De esta forma, el futuro se trasladó de forma súbita y violenta al presente en forma de tormenta financiera de imprevisibles consecuencias para el Sistema Monetario Europeo obligando a los dirigentes a tomar, sin dilación, decisiones radicales y dolorosas que no hubiesen sido necesarias si desde el principio se hubiese actuado con la lógica del largo plazo. Pero estas medidas sólo funcionarán si resultan creíbles para los mercados financieros.
A pesar de su desastrosa gestión, resulta demasiado fácil culpar de todos los males a José Luis Rodríguez Zapatero y pensar que su salida del poder aplacará todos los males. Al fin y al cabo, Zapatero es sólo el síntoma, el máximo exponente de una grave enfermedad que se ha adueñado de nuestra política: la visión miope de corto plazo y los intereses de los políticos puestos por encima de aquellos que pagan todo el circo: los ciudadanos.
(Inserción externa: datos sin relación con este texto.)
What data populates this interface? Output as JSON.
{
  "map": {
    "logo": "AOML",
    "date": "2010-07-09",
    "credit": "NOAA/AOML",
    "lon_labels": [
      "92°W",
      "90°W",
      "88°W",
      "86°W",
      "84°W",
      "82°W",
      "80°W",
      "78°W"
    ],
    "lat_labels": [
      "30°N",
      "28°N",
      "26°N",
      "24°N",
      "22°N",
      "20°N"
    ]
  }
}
Más vale prevenir para el futuro y acometer las reformas legales, estructurales y políticas capaces de cambiar los incentivos de los gobernantes, impulsándolos a actuar con una lógica de más largo plazo, buscando el bienestar de la ciudadanía. Una de las muchas necesarias sería la limitación de la discrecionalidad en la política fiscal, obligando por ley, por ejemplo, a que el presupuesto estructural (aquel que no depende del ciclo económico) deba mantenerse equilibrado y, por tanto, que déficits y superavits se produzcan, tan sólo, como consecuencia del ciclo económico.
Aunque estos límites pueden acarrear ciertos inconvenientes, es más que probable que, en las circunstancias actuales, los pros superen ampliamente a los contras. Y es que el poder de gastar sin cortapisas es un juguete demasiado apetecible y adictivo como para dejarlo completamente en manos de los políticos.
*Juan Manuel Blanco es profesor titular de Análisis Económico en la Universidad de Valencia.